Salyer established initiatives to strengthen independent media and to optimize institutional philanthropy. As part of the John S. and James L. Knight Foundation-funded Salzburg Media Initiative, a new summer academy was founded in 2007. A decade later, the Salzburg Academy on Media and Global Change brings students and faculty from university partners on five continents together with media innovators and journalists to harness media to global problem-solving. Recent topics for the three-week summer program have included Migration, Media & Global Uncertainty (2016) and Voices Against Extremism: Media Responses to Global Populism (2017).

In addition to the Media Academy, Salzburg Global designs other multi-year programs to foster young leaders. In 2012, the Cutler Fellows Programwas established to honor Salzburg Global’s long-serving board chairman, Lloyd N. Cutler, and his legacy of convening leading judges and rising practitioners from across the world. The now annual program selects outstanding students from top US law schools to explore public and private international law and public service. Meanwhile, in the arts and culture sector, young innovators across the world are providing creative impulses for social improvement and sustainable development.

The Salzburg Global Forum for Young Cultural Innovators (YCI Forum) was launched in 2014 to engage creative change-makers in the arts and turbo-charge their vision, talent and energy at the community level. Beyond an annual session held at Schloss Leopoldskron, the YCI Fellows collaborate in their city “hubs,” of which there are now 19 on six continents. This community-based approach, wherein Fellows establish local networks and implement projects at city or regional level, is also embedded into another program currently in development and due to launch in 2018 addressing the need for innovation in the public sector.

Salzburg Global engages both present and rising leaders in tackling issues across diverse but often interrelated fields – including education and health care innovation, LGBT human rights, financial regulation, corporate governance, and environmental sustainability. In recent years, Salzburg Global’s work on these themes has been channeled into multi-year series designed to transform individual thinking as well as institutional strateg y and performance. These series have the benefit of continuous engagement and support by leading partners, such as the Mayo Clinic (Health and Health Care Innovation), Educational Testing Service (Education for Tomorrow’s World), the US Holocaust Memorial Museum (Holocaust Education and Genocide Prevention), and the International Union for Conservation of Nature (Parks for the Planet Forum). Funding for corporate-focused series such as the Forum on Finance in the Changing Worldcomes from sponsorship consortia that include leading financial services companies, law firms, regulators, consultancies and academic experts.  

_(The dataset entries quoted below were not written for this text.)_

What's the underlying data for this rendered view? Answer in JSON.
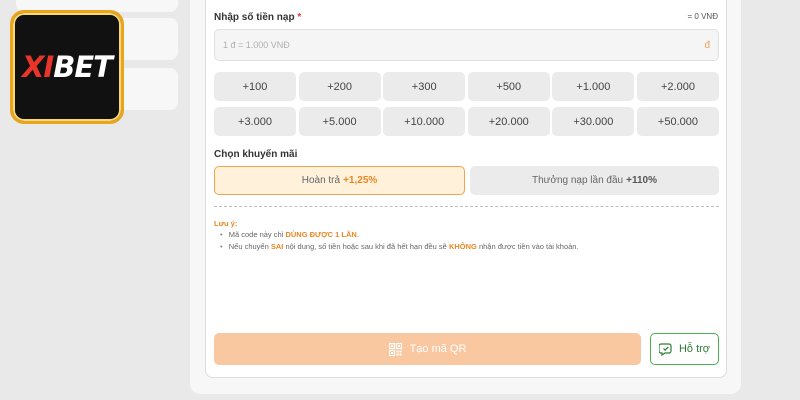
{
  "logo": {
    "text_x": "XI",
    "text_rest": "BET"
  },
  "form": {
    "amount_label": "Nhập số tiền nạp",
    "required_mark": "*",
    "total": "= 0 VNĐ",
    "amount_placeholder": "1 đ = 1.000 VNĐ",
    "currency_symbol": "đ"
  },
  "amounts": [
    "+100",
    "+200",
    "+300",
    "+500",
    "+1.000",
    "+2.000",
    "+3.000",
    "+5.000",
    "+10.000",
    "+20.000",
    "+30.000",
    "+50.000"
  ],
  "promo": {
    "label": "Chọn khuyến mãi",
    "option1_text": "Hoàn trả",
    "option1_value": "+1,25%",
    "option2_text": "Thưởng nạp lần đầu",
    "option2_value": "+110%"
  },
  "notes": {
    "title": "Lưu ý:",
    "line1_a": "Mã code này chỉ",
    "line1_b": "DÙNG ĐƯỢC 1 LẦN",
    "line1_c": ".",
    "line2_a": "Nếu chuyển",
    "line2_b": "SAI",
    "line2_c": "nội dung, số tiền hoặc sau khi đã hết hạn đều sẽ",
    "line2_d": "KHÔNG",
    "line2_e": "nhận được tiền vào tài khoản."
  },
  "actions": {
    "qr_label": "Tạo mã QR",
    "help_label": "Hỗ trợ"
  },
  "colors": {
    "accent": "#e98622",
    "qr_button": "#f9c7a0",
    "help_border": "#4caf50",
    "promo_selected_bg": "#fff1da"
  },
  "icons": {
    "qr": "qr-code-icon",
    "help": "support-chat-icon"
  }
}
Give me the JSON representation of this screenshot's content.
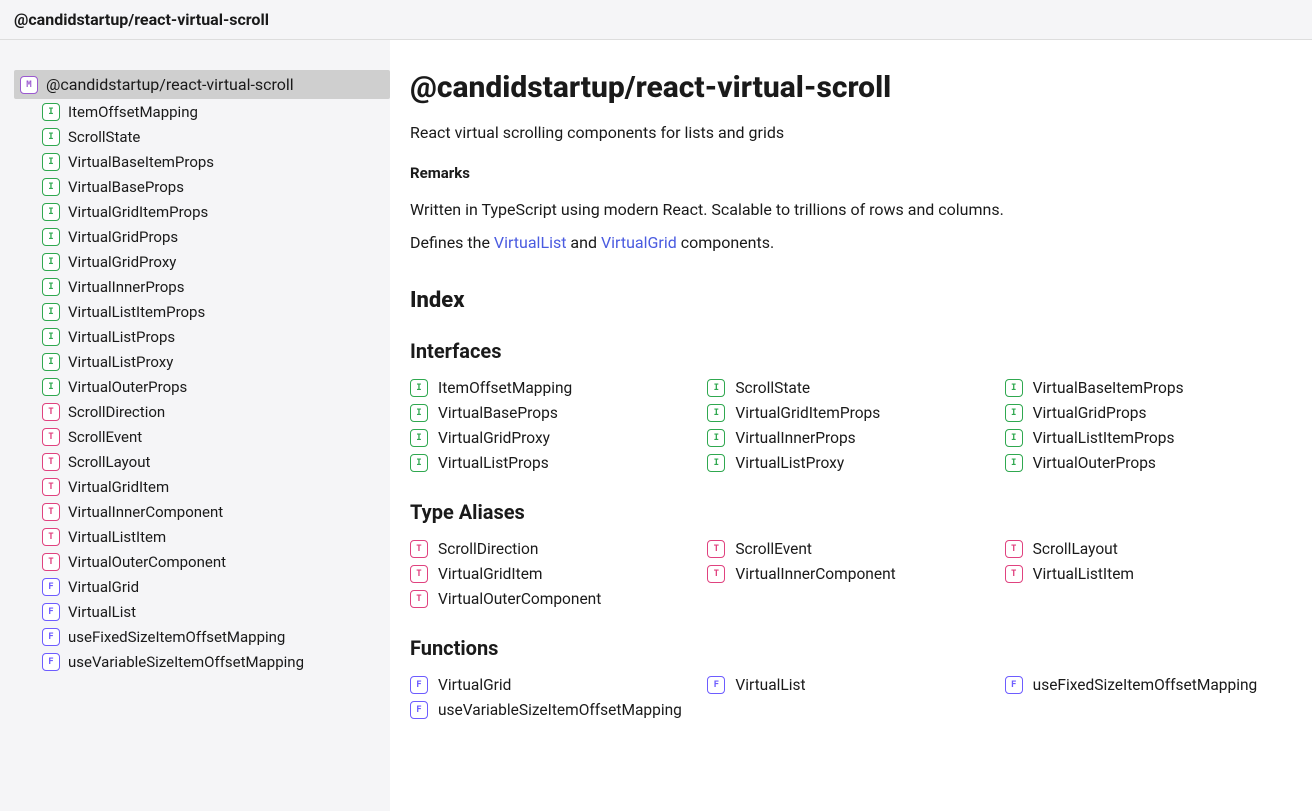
{
  "header": {
    "title": "@candidstartup/react-virtual-scroll"
  },
  "sidebar": {
    "root": {
      "kind": "M",
      "label": "@candidstartup/react-virtual-scroll"
    },
    "items": [
      {
        "kind": "I",
        "label": "ItemOffsetMapping"
      },
      {
        "kind": "I",
        "label": "ScrollState"
      },
      {
        "kind": "I",
        "label": "VirtualBaseItemProps"
      },
      {
        "kind": "I",
        "label": "VirtualBaseProps"
      },
      {
        "kind": "I",
        "label": "VirtualGridItemProps"
      },
      {
        "kind": "I",
        "label": "VirtualGridProps"
      },
      {
        "kind": "I",
        "label": "VirtualGridProxy"
      },
      {
        "kind": "I",
        "label": "VirtualInnerProps"
      },
      {
        "kind": "I",
        "label": "VirtualListItemProps"
      },
      {
        "kind": "I",
        "label": "VirtualListProps"
      },
      {
        "kind": "I",
        "label": "VirtualListProxy"
      },
      {
        "kind": "I",
        "label": "VirtualOuterProps"
      },
      {
        "kind": "T",
        "label": "ScrollDirection"
      },
      {
        "kind": "T",
        "label": "ScrollEvent"
      },
      {
        "kind": "T",
        "label": "ScrollLayout"
      },
      {
        "kind": "T",
        "label": "VirtualGridItem"
      },
      {
        "kind": "T",
        "label": "VirtualInnerComponent"
      },
      {
        "kind": "T",
        "label": "VirtualListItem"
      },
      {
        "kind": "T",
        "label": "VirtualOuterComponent"
      },
      {
        "kind": "F",
        "label": "VirtualGrid"
      },
      {
        "kind": "F",
        "label": "VirtualList"
      },
      {
        "kind": "F",
        "label": "useFixedSizeItemOffsetMapping"
      },
      {
        "kind": "F",
        "label": "useVariableSizeItemOffsetMapping"
      }
    ]
  },
  "main": {
    "title": "@candidstartup/react-virtual-scroll",
    "summary": "React virtual scrolling components for lists and grids",
    "remarks_label": "Remarks",
    "remarks_text": "Written in TypeScript using modern React. Scalable to trillions of rows and columns.",
    "defines_prefix": "Defines the ",
    "defines_link1": "VirtualList",
    "defines_mid": " and ",
    "defines_link2": "VirtualGrid",
    "defines_suffix": " components.",
    "index_heading": "Index",
    "sections": {
      "interfaces": {
        "heading": "Interfaces",
        "items": [
          {
            "kind": "I",
            "label": "ItemOffsetMapping"
          },
          {
            "kind": "I",
            "label": "ScrollState"
          },
          {
            "kind": "I",
            "label": "VirtualBaseItemProps"
          },
          {
            "kind": "I",
            "label": "VirtualBaseProps"
          },
          {
            "kind": "I",
            "label": "VirtualGridItemProps"
          },
          {
            "kind": "I",
            "label": "VirtualGridProps"
          },
          {
            "kind": "I",
            "label": "VirtualGridProxy"
          },
          {
            "kind": "I",
            "label": "VirtualInnerProps"
          },
          {
            "kind": "I",
            "label": "VirtualListItemProps"
          },
          {
            "kind": "I",
            "label": "VirtualListProps"
          },
          {
            "kind": "I",
            "label": "VirtualListProxy"
          },
          {
            "kind": "I",
            "label": "VirtualOuterProps"
          }
        ]
      },
      "type_aliases": {
        "heading": "Type Aliases",
        "items": [
          {
            "kind": "T",
            "label": "ScrollDirection"
          },
          {
            "kind": "T",
            "label": "ScrollEvent"
          },
          {
            "kind": "T",
            "label": "ScrollLayout"
          },
          {
            "kind": "T",
            "label": "VirtualGridItem"
          },
          {
            "kind": "T",
            "label": "VirtualInnerComponent"
          },
          {
            "kind": "T",
            "label": "VirtualListItem"
          },
          {
            "kind": "T",
            "label": "VirtualOuterComponent"
          }
        ]
      },
      "functions": {
        "heading": "Functions",
        "items": [
          {
            "kind": "F",
            "label": "VirtualGrid"
          },
          {
            "kind": "F",
            "label": "VirtualList"
          },
          {
            "kind": "F",
            "label": "useFixedSizeItemOffsetMapping"
          },
          {
            "kind": "F",
            "label": "useVariableSizeItemOffsetMapping"
          }
        ]
      }
    }
  }
}
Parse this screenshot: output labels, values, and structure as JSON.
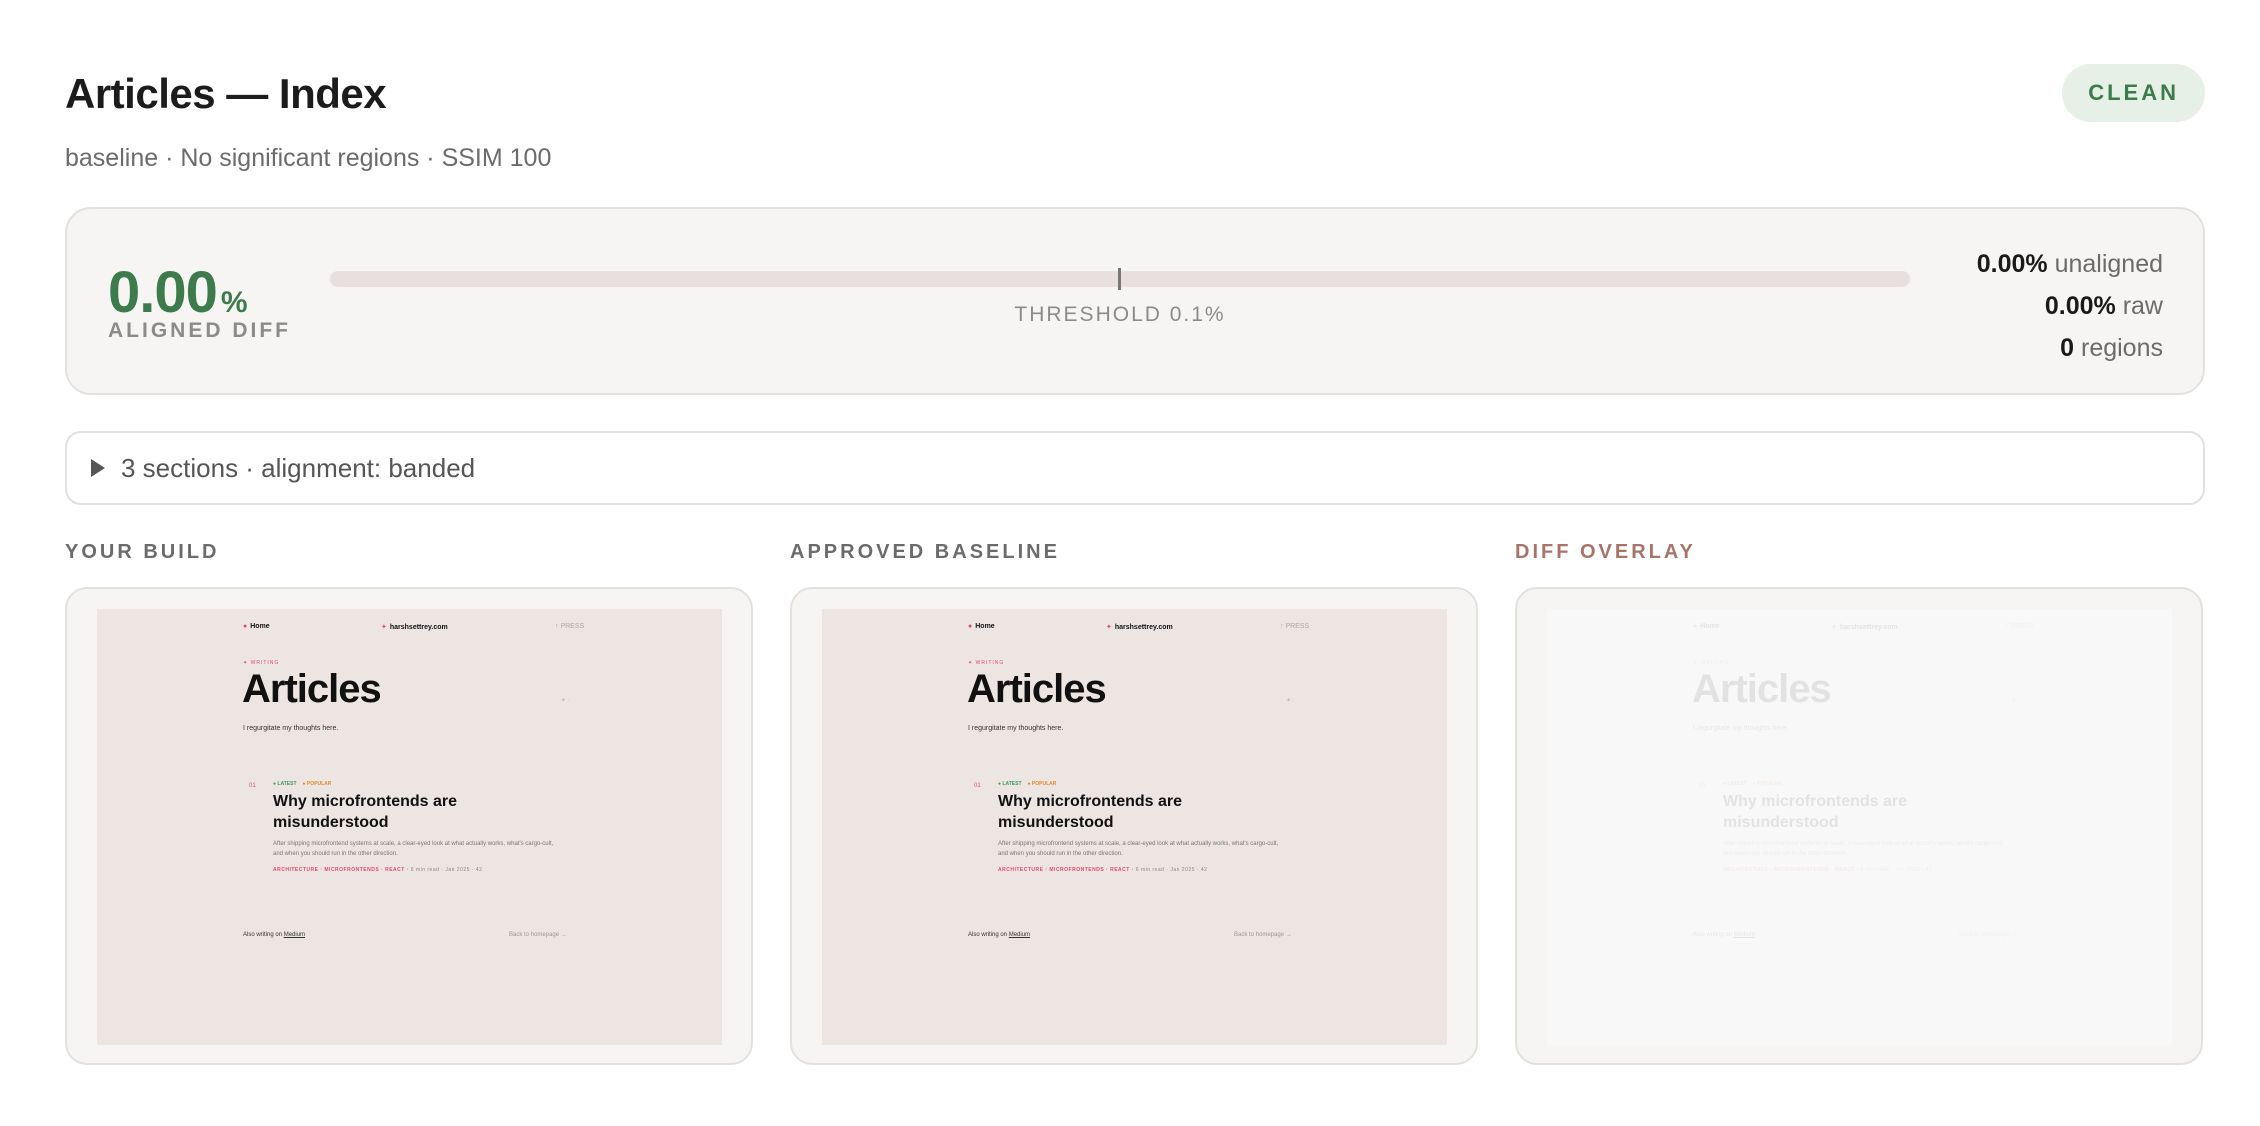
{
  "header": {
    "title": "Articles — Index",
    "subtitle": "baseline · No significant regions · SSIM 100",
    "status": "CLEAN"
  },
  "summary": {
    "aligned_value": "0.00",
    "aligned_unit": "%",
    "aligned_label": "ALIGNED DIFF",
    "threshold_label": "THRESHOLD 0.1%",
    "metrics": [
      {
        "value": "0.00%",
        "label": "unaligned"
      },
      {
        "value": "0.00%",
        "label": "raw"
      },
      {
        "value": "0",
        "label": "regions"
      }
    ]
  },
  "sections": {
    "label": "3 sections · alignment: banded"
  },
  "panels": {
    "build_label": "YOUR BUILD",
    "baseline_label": "APPROVED BASELINE",
    "diff_label": "DIFF OVERLAY"
  },
  "preview": {
    "nav_home": "Home",
    "nav_brand": "harshsettrey.com",
    "nav_press": "PRESS",
    "tag": "WRITING",
    "heading": "Articles",
    "tagline": "I regurgitate my thoughts here.",
    "badge_latest": "LATEST",
    "badge_popular": "POPULAR",
    "post_number": "01",
    "post_title": "Why microfrontends are misunderstood",
    "post_excerpt": "After shipping microfrontend systems at scale, a clear-eyed look at what actually works, what's cargo-cult, and when you should run in the other direction.",
    "post_tags": "ARCHITECTURE · MICROFRONTENDS · REACT",
    "post_meta": "6 min read · Jan 2025 · 42",
    "footer_left_prefix": "Also writing on",
    "footer_left_link": "Medium",
    "footer_right": "Back to homepage →"
  },
  "colors": {
    "accent_green": "#3d7a4c",
    "diff_label": "#a8746a",
    "preview_bg": "#ede5e2",
    "pink": "#e24b6a"
  }
}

Philanthropic support from organizations and individuals for Salzburg Global’s sessions is today boosted by the highly successful Hotel Schloss Leopoldskron – home to Salzburg Global’s core programs and major convocations, but also a destination venue sought out by individual guests and external clients. In 2014, the Meierhof underwent major renovation and an overhaul of guest services. The result is an award-winning hotel, a unique venue for strategic convening and conscientious stewardship of an Austrian National Historic Monument. Hotel Schloss Leopoldskron is truly an inspirational place where free inquiry and expression abide.  

In today’s volatile, interconnected world, what Salzburg Global Seminar offers is more important than ever. Its relevance to global problem-solving and development of tomorrow’s leaders, and its growing base of individual and institutional supporters, ensures its prominence as a place where “thoughtful, committed citizens” can continue to shape a better world.